Nope, not even close.
Do they even give any actual relevant information? If you're wiping to a boss at 30%, those numbers aren't holding some mystical secret to adjusting your tactics, and if you're wiping at 3%, then are those numbers really going to tell you anything you don't already know?
As much as I believe Intrepid will prove to be one of the most competent MMO developers out there (honestly, perhaps the single most competent), there will still be things that they miss in their combat system. Since games like this are so large and complex, we can't necessarily expect them to find all of these issues themselves after launch, either.
However, arm a few hundred players that know what they are doing with a solid combat tracker, and we'll find all of these issues out. This is what has happened in every MMO I have played (which seems to be a fairly long list).

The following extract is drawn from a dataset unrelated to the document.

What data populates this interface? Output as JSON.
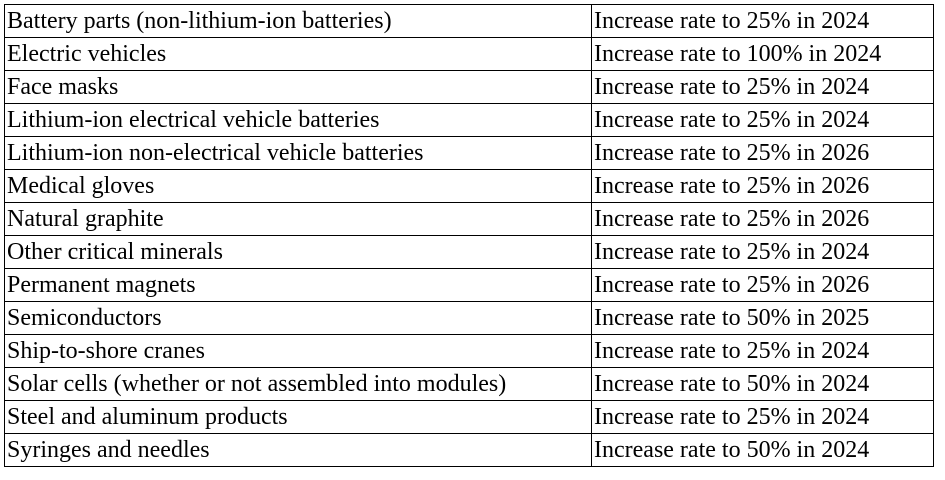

Now, if a given player is someone that doesn't care if there are aspects of the combat system that are not working as they should, and only care if they can kill the mob/player in front of them, they probably wouldn't care about this. Honestly, they probably care about this as much as someone like me cares about in game marrage.

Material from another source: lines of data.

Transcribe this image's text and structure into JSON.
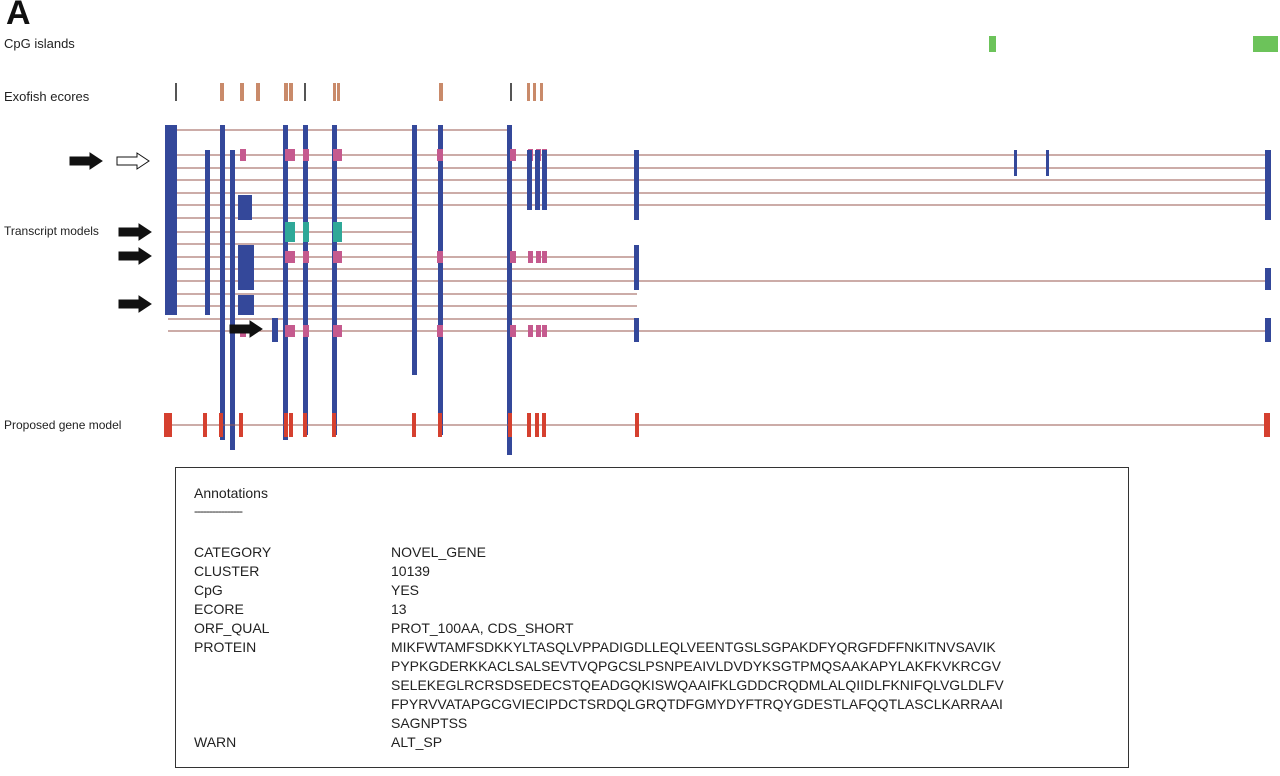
{
  "panel_label": "A",
  "tracks": {
    "cpg": "CpG islands",
    "exofish": "Exofish ecores",
    "transcripts": "Transcript models",
    "proposed": "Proposed gene model"
  },
  "colors": {
    "cpg": "#6cc35a",
    "ecore": "#c98a6a",
    "ecore_dark": "#555555",
    "exon_blue": "#34489a",
    "exon_pink": "#c55a8e",
    "exon_teal": "#2fa898",
    "intron": "#9a5a52",
    "proposed_exon": "#d5402f",
    "arrow": "#111111"
  },
  "annotations": {
    "title": "Annotations",
    "rule": "----------------",
    "rows": [
      {
        "key": "CATEGORY",
        "value": "NOVEL_GENE"
      },
      {
        "key": "CLUSTER",
        "value": "10139"
      },
      {
        "key": "CpG",
        "value": "YES"
      },
      {
        "key": "ECORE",
        "value": "13"
      },
      {
        "key": "ORF_QUAL",
        "value": "PROT_100AA, CDS_SHORT"
      }
    ],
    "protein_key": "PROTEIN",
    "protein_lines": [
      "MIKFWTAMFSDKKYLTASQLVPPADIGDLLEQLVEENTGSLSGPAKDFYQRGFDFFNKITNVSAVIK",
      "PYPKGDERKKACLSALSEVTVQPGCSLPSNPEAIVLDVDYKSGTPMQSAAKAPYLAKFKVKRCGV",
      "SELEKEGLRCRSDSEDECSTQEADGQKISWQAAIFKLGDDCRQDMLALQIIDLFKNIFQLVGLDLFV",
      "FPYRVVATAPGCGVIECIPDCTSRDQLGRQTDFGMYDYFTRQYGDESTLAFQQTLASCLKARRAAI",
      "SAGNPTSS"
    ],
    "warn_key": "WARN",
    "warn_value": "ALT_SP"
  }
}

The thing is, if that player is able to see that there are other ways to play an MMO, and that those other ways of playing an MMO are no more or less valid than the way they play, then that player that doesn't care about a combat tracker themself would be able to see that it is a fairly central part of the way players that are focused on efficiency or mastery of combat actually play MMO's.
Honestly, my thoughts on marrage in game are probably similar to some peoples thoughts on combat trackers. I think it is absolutely stupid, and I want nothing at all to do with it. However, I fully understand that other people appreciate it for reasons that are their own, and as long as it doesn't become something I am forced to have to deal with, I am more than happy for it to be in the game for them to enjoy.
In fact, anything that does this is a form of combat tracker, as it tracked the combat. To players that have no idea, the information contained in a combat tracker means little. These people often refer to them as DPS meters, as that is the only aspect of a combat tracker they understand (to be fair, some people refer to them as DPS meters so that these people know what is being discussed).
If your raid is wiping at 30%, what a good raid leader would do is look at what is killing the individual players. The fact that the raid is wiping then doesn't mean as much as "why" the raid is wiping then.
A proper combat tracker will be able to tell you literally every attack that your group or raid dealt to an encounter, every attack they recieved from an encounter, every heal, and every CC that hits its mark. Obviously, from this, things like individual character DPS or HPS can be calculated, but so too can things like how much damage the tank is mitigating, blocking and dodging, which healers are over healing, which players are not successfully performing the tasks that the encounter is asking of them, who is not moving out of the lava - etc.
In terms of relevent information, a person that understands how a combat tracker works is able to look at a handful of charts that the tracker spits out, and will know how the pull went, and why that is how it went.
I was talking about damage meters specifically, hence why I mentioned wanting to have a log available, and why my references were specifically to the meters.
Combat logs are usually the things that such meters pull data from, and do serve a useful purpose outside of providing raw numbers.
I'm not interested in seeing how hard every single attack hit. I don't think it's particularly useful information. Knowing that someone died by standing in fire though... that's pretty useful. I don't really care how hard the fire hit them.